Culture Magazine

Radical DH and the Xenaverse

By Bbenzon @bbenzon
It's not at all clear to me just what "digital humanities" is or will become, but it's clear that some are worried that it is just another form neoliberal oppression and won't become much of anything unless it figures out how to be radical in the face of all that tech. Me, I'm Old School and believe in capital "T" Truth, though constructing it is certainly a challenge and a trial. For reasons which I may or may not get around to explaining here on New Savanna I'm inclined to think of all this throat clearing and hemming and hawing about radical DH as a form of territorial marking (I'm thinking of recent LARB piece and its fallout). The purpose of this post is to suggest that the territory was radically marked before the DH term was coined.
Back in 1998 Christine Boese released her doctoral dissertation to the web: The Ballad of the Internet Nutball: Chaining Rhetorical Visions from the Margins of the Margins to the Mainstream in the Xenaverse. It's certainly one of the earliest hypertext dissertations, if not THE first – I simply don't know. I figure that qualifies it as DH. Here's the abstract:
This dissertation is a case study applying methods of rhetorical analysis and cultural critique to the burgeoning online phenomenon called the Xenaverse: the online spaces devoted to the cult following of the syndicated television program "Xena, Warrior Princess." My work combines two modes of inquiry:
(1) Locating and capturing texts from multiple sites on the Internet known to be parts of the Xenaverse, and
(2) Supplementing those texts with data generated from the limited use of the ethnographic tools of participant observation and informant interviews, both electronic and face to face.
The primary focus of my analysis is on constructions of authority in cyberspace.
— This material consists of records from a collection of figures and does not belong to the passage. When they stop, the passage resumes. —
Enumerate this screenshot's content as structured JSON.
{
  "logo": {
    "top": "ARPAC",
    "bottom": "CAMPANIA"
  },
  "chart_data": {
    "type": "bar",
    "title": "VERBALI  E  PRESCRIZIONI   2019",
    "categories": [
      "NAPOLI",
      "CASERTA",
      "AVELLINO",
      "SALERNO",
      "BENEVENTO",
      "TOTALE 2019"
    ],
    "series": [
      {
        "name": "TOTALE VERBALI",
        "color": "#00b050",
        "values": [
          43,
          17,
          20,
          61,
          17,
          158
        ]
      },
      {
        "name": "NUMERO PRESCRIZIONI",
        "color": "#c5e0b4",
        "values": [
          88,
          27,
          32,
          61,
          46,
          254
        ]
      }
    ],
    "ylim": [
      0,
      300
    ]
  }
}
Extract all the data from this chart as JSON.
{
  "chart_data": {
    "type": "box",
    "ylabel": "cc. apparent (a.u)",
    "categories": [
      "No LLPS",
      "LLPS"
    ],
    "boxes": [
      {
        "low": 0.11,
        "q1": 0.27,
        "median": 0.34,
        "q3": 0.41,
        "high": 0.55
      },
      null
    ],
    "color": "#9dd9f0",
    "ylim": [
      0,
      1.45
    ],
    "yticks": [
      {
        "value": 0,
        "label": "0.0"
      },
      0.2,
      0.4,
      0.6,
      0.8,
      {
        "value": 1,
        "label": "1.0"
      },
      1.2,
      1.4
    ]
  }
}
I explore the constellations of social forces in cyberspace which have led to the success of a noncommercial, highly trafficked, dynamic culture or what is sometimes called a "community." The strengths and weaknesses of this online "community" are examined in terms of the ideals of radical democracy, using Fantasy-Theme rhetorical analysis. This research examines how the rhetorical visions of this culture are used to write the narratives of its ongoing existence, in a way that is increasingly independent of the dominant narratives of the television program itself. Using the relevance of an insider's point of view and taking a case which implies successful democratic social resistance to diverse hegemonic forces, I look beyond the Xenaverse and consider the strength of the frequently-cited claim that the medium of cyberspace is intrinsically democratizing. Considering that claim critically, I suggest democracy both is and is not being enhanced online.